Real-world analog signals such as temperature, pressure, sound, or light are routinely converted to a digital representation that can be easily processed in modern digital signal processing systems. The circuits that perform this conversion of an analog input signal to a digital output signal are analog-to-digital converters (ADCs). ADCs can translate analog electrical signals representing real-world phenomena such as temperature, pressure, sound, or light to digital signals for data processing purposes.
Designing an ADC is a non-trivial task because each application may have different needs in speed, performance, power, cost and size. As the applications needing ADCs grow, the need for fast, accurate, and reliable conversion performance also grows.

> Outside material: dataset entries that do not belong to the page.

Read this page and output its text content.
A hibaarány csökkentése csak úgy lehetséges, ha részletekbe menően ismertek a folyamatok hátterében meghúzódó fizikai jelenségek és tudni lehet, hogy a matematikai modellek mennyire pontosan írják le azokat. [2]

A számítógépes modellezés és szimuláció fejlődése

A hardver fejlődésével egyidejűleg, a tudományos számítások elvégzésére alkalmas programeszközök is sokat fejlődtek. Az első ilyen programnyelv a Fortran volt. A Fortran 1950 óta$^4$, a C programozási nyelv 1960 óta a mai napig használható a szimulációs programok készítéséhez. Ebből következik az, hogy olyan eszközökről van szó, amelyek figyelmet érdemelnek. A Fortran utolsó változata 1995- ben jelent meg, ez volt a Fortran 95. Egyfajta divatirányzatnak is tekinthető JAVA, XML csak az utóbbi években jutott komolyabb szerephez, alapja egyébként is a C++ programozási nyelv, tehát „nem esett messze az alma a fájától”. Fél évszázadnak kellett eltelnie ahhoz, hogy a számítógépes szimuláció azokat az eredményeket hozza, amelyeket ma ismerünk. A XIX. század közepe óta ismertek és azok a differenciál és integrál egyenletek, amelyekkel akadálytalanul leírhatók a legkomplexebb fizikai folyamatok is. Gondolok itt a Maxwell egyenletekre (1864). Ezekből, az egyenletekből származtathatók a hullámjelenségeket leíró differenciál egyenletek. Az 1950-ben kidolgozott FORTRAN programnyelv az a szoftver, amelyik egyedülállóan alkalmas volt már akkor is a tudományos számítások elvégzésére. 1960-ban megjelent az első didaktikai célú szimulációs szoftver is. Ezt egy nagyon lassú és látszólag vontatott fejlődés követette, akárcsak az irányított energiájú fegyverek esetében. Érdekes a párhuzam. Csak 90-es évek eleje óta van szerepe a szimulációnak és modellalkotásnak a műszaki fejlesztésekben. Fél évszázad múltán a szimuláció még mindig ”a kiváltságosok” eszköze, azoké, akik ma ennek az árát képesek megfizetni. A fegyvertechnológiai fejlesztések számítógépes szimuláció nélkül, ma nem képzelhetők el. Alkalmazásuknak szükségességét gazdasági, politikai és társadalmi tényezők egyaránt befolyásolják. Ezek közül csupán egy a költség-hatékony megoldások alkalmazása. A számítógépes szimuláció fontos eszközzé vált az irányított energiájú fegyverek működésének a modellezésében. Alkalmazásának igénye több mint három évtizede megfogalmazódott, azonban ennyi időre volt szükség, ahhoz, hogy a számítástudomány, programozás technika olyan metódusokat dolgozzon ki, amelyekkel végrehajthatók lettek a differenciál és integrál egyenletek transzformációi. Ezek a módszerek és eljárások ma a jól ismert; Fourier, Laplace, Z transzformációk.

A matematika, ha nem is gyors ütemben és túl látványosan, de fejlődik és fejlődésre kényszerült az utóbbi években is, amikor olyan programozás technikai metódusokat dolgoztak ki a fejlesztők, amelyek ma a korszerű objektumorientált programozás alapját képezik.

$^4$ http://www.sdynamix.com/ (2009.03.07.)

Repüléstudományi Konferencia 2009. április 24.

One application where ADCs are used are image sensors, or cameras, implementing phase-detection autofocus (PDAF). Such image sensors are also known as “dual pixel” image sensors.
When a PDAF camera acquires an image, light incident on the light sensors (e.g., photodetectors) of the camera is converted to charge, which charge is accumulated in the light sensors. Voltage representative of the charges accumulated on the light sensors may then be read out, possibly amplified using an amplifier, and analog values representing the voltages may be converted to digital values by an ADC. In some implementations, a technique known as “correlated multiple sampling” (CMS) may be implemented as the charges on photodiodes are converted to digital values, in order to minimize the noise contribution. In general, CMS is a sampling method used with complementary metal oxide semiconductor (CMOS) image sensors, based on repeatedly integrating and averaging the photodiode output in the analog domain.
Increasing the speed at which ADCs perform the necessary conversions in PDAF image sensors is always desirable.